Anyone with enough technical knowledge can build a website on the deep web with a .onion domain.
Unlike traditional websites that can be found via Google, hidden websites on the TOR network reveal nothing about its location or who created it.
This of course means that no one knows exactly how many websites there are on the deep web.
Well, everything could be about to change.
The TOR project leader, Roger Dingledine, wants to start collecting more information about hidden services without harming privacy.
This would include the total number hidden websites that exist and how much of the TOR network load they account for.
“It should help researchers understand the breakdown of Tor traffic, how hidden services are distributed and advertised, and hopefully help others understand how much privacy hidden services can provide,” Tor executive director Andrew Lewman told the Daily Dot.
Hidden websites are probably TOR’s most famous use, but even experts can only offer educated guesses for how the technology is actually used.

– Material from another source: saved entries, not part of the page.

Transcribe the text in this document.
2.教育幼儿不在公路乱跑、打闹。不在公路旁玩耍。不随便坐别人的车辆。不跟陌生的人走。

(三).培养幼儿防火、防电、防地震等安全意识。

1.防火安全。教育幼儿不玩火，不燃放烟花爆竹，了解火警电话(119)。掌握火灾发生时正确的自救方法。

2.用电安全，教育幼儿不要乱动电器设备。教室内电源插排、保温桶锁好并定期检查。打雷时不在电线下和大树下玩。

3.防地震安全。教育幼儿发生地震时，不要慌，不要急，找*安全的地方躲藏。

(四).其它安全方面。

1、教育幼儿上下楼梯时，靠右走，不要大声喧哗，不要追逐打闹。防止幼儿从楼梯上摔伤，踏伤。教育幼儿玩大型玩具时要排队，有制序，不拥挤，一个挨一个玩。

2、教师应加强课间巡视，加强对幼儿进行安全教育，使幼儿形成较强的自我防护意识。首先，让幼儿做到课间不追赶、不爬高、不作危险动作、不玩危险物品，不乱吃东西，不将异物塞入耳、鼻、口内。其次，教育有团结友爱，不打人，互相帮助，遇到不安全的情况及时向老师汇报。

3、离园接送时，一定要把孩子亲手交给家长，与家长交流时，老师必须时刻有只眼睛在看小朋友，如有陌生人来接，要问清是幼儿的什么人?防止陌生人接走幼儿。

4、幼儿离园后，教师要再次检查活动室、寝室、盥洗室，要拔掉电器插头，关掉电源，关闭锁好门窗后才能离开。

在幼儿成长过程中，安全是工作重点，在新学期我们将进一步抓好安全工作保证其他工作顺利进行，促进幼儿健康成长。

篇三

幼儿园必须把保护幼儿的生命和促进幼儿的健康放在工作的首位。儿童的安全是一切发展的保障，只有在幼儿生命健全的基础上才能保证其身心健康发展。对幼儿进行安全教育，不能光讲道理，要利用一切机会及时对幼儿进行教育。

Probably one of the most famous hidden services, Silk Road was able to operate without any issues for two years because it was only accessible via TOR and was therefore extremely difficult for law enforcement to track down.
Many more uncensored websites of all kinds survive as hidden services on the TOR network.
Experts say that a staggering 96% of the internet is actually part of the “deep web”.
The hidden service, Freedom Hosting was accused by the FBI in 2013 as being “the largest facilitator of child exploitation in the world.”
It was also the biggest web host on the TOR network.
After Freedom Hosting was shut down, there was a dramatic reduction in the amount of hidden services and experts wondered if over half of all hidden services had suddenly been killed during the international police operation.
If Dingledine’s plan goes through, similar events would more easily understood.
The new statistics would be incorporated into the TOR metrics portal.
The TOR metrics portal provides insight into the vague and intricate network.
The portal currently tallies numbers like total users, network performance, and user origin.
Developing and coding the software to track hidden service statistics will require significant funding, so the Tor Project has proposed the idea to an unspecified funder.
Lewman declined to reveal who the funder is or how much money the project would require.
If the project doesn’t get funded by an investor, the project would rely on volunteers to take up the task over time.